Dito de um outro modo, procura-se a complementaridade e articulação entre os saberes (técnicos, teóricos, práticos, estéticos e outros) na promoção da autonomia e do dissenço, tendo por base a perspectiva de “música como cultura” (Martí,2000;Swanwick,1998). A ênfase centra-se nas pessoas, nos saberes e na experimentação (e não nos conteúdos meramente escolares e muitas vezes descontextualizados) o que conduz a uma “cultura de proximidade” aberta à modificabilidade e à contextualização, aberta à incorporação dos interesses e dos saberes locais.
 No segundo caso (“ensino regular”), independentemente da música como cultura e arte, independentemente das apetências diferenciadas dos alunos de aprenderem a tocar instrumentos, institucionalizou-se um tipo de formação em que o centro está sobretudo numa mescla indefinida de conceitos e pré-conceitos que dificilmente se descortina um trabalho verdadeiramente artístico. Um dos problemas parece ter sido o tentar transformar o ensino artístico-musical, nas suas múltiplas componentes, numa disciplina em que predominam conteúdos e “saberes de plástico” (cf. Fernandes et alli, 1998; Pais,1994).
 Contudo, convém salientar, a existência de outro tipo de abordagens e posturas artísticas, estéticas e operacionais que rompem com este modelo predominante e que existem em escolas de norte a sul do país, onde a centralidade da formação se encontra num tipo de pensamento e acção mais consentâneo com as complexidades dos mundos da arte, dos mundos da música, dos mundos da educação e cultura .
3.3. Das aprendizagens: da exterioridade às pessoas
A problemática das aprendizagens remete para uma questão que se pode resumir na pergunta: como é que se processa a “transmissão” da música? Questão de resposta complexa e divergente consoante as posturas estéticas, culturais, territoriais e pedagógicas (cf. Campbel,1991; Gordon,1993; Hennion,1988; Howe & Sloboda,1991a e 1991b; Sloboda,1990; Swanwick,1979,1988).

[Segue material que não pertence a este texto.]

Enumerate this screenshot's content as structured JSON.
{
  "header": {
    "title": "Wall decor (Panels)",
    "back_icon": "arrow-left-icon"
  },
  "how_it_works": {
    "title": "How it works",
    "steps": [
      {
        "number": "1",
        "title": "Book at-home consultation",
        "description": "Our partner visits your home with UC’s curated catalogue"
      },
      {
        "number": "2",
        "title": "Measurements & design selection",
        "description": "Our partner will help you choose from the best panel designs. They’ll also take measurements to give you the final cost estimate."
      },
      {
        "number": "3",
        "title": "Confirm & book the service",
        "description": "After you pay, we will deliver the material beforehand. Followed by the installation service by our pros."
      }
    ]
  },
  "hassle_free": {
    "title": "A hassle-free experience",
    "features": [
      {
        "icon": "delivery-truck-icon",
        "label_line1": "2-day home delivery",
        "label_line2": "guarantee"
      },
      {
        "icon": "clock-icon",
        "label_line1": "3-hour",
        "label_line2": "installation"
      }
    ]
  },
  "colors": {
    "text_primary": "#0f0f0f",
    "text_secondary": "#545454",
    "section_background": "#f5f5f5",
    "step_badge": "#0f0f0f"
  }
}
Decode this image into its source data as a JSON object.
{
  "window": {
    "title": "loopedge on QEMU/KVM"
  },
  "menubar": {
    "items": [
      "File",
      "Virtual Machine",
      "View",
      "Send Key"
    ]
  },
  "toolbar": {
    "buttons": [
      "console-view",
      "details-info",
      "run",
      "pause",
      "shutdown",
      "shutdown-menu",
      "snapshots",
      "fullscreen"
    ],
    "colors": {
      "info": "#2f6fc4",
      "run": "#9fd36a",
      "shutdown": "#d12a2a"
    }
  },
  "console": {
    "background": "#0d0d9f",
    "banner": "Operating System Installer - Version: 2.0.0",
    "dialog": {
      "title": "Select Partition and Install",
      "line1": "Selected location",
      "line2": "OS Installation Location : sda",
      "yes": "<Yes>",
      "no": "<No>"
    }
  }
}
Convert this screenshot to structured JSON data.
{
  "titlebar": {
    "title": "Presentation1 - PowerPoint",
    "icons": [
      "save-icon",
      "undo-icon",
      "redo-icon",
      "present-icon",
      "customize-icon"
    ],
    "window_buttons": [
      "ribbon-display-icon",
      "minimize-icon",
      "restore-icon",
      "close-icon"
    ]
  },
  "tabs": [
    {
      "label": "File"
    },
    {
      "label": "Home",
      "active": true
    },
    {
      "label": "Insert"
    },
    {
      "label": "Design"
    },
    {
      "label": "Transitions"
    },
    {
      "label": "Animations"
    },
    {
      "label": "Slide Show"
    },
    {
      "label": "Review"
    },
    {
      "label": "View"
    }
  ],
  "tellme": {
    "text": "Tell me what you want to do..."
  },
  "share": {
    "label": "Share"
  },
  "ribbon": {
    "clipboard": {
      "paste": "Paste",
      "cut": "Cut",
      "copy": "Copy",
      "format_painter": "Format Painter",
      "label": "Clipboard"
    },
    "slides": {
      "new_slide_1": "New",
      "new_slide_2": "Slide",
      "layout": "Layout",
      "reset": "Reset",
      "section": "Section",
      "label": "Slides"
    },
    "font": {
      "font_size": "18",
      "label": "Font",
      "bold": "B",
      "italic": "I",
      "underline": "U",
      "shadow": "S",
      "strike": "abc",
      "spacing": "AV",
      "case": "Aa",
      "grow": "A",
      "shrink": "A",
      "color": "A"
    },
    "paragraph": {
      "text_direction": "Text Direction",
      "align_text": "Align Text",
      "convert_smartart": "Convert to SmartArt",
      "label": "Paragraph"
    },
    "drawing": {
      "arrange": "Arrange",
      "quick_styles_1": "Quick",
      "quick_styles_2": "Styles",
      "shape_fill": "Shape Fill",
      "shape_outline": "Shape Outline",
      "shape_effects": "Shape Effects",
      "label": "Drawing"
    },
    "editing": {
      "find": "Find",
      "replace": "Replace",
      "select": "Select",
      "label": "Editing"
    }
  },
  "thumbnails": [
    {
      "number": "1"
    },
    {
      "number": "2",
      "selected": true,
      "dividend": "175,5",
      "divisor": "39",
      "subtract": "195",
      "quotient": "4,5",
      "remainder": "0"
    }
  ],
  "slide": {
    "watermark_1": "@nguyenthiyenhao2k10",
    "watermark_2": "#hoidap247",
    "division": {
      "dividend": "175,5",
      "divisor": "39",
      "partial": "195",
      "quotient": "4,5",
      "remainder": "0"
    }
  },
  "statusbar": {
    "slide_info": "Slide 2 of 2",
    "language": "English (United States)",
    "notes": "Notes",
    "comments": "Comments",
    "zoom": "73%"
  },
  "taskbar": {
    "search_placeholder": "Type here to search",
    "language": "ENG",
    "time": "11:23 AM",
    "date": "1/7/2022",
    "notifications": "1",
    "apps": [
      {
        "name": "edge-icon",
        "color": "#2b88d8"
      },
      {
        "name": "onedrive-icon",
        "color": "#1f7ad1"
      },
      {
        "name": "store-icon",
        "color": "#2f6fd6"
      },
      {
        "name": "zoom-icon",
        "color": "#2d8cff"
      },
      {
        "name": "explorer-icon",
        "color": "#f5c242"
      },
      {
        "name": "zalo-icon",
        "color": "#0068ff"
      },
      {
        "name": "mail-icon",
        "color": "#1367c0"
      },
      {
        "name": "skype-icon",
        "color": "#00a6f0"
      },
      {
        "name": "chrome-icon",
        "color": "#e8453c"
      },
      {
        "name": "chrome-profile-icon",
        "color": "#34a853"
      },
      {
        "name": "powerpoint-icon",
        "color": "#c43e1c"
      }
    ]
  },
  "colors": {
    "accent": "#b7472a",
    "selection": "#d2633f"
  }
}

Se se olhar sob o ponto de vista das tecnologias, no contexto da música ocidental, podem distinguir-se, segundo Nettl (1995:37), quatro formas diferentes de transmissão. A primeira realiza-se numa perspectiva auditiva, em que a aprendizagem se efectua a partir da recepção ao vivo, em concertos. A segunda, através da notação escrita: isto é, pode-se aprender a partir de uma única versão notada pelo compositor ou pelo intérprete e que pode ser diferente de outras cópias existentes, o que significa que cada indivíduo pode aprender através de cópias com ligeiras diferenças. O outro modo é através da música impressa, estandardizada. Neste caso, todos os indivíduos aprendem uma determinada obra a partir de uma mesma notação. Por último, pode-se aprender através da gravação, áudio e/ou vídeo, embora neste caso, a recepção possa ser igual ou idêntica.
 Contudo, os diferentes tipos de culturas musicais e estéticas têm uma variedade muito grande nos modos como abordam esta problemática e, qualquer que seja o suporte utilizado, o modo de transmissão é sempre variável e contextual (cf Campbel, 1991).
A “estrutura da transmissão” pode centrar-se em três pólos: técnico, teórico e estético. O pólo técnico pelo facto de que o “mestre” mostra como se faz e o aluno imita, reproduz uma determinada aprendizagem, do mesmo no mesmo, visando a continuidade de uma tradição (real e/ou imaginária). Este modo de transmissão, de alguma forma associado à tradição das corporações, ao incidir sobre a experiência, pouco se questiona, a não ser nos modos de autoregulação e de regulação inter-pares. No pólo teórico comunicam-se os princípios e as regras de aplicação e a tradição repousa basicamente na autoridade do professor, sustentada pelos seus próprios contextos de referência. Por último, o pólo estético, que se faz através do julgamento e do gosto, assenta numa confluência entre a jurisprudência dos mestres, o julgamento e o gosto do professor e a sensibilidade do aluno.
 No entanto, o gosto, o “progresso” e o poder da interpretação, a compreensão e a apreciação, a familiaridade com o repertório, o conhecimento da harmonia e do contraponto bem como os princípios das formas musicais, não são em si “educação”. A educação deve envolver não só a habilidade para ler música mas a compreensão de como é que ela funciona, não o tocar escalas mas a compreensão do conceito de som e de nota musical e as diferentes possibilidades combinatórias em que os sons, as escalas e os diferentes modos de organização do material sonoro podem ser gerados e justificados no âmbito socio-técnico, sociohistórico, estético e comunicacional (cf. Sparshott,1995:54-58).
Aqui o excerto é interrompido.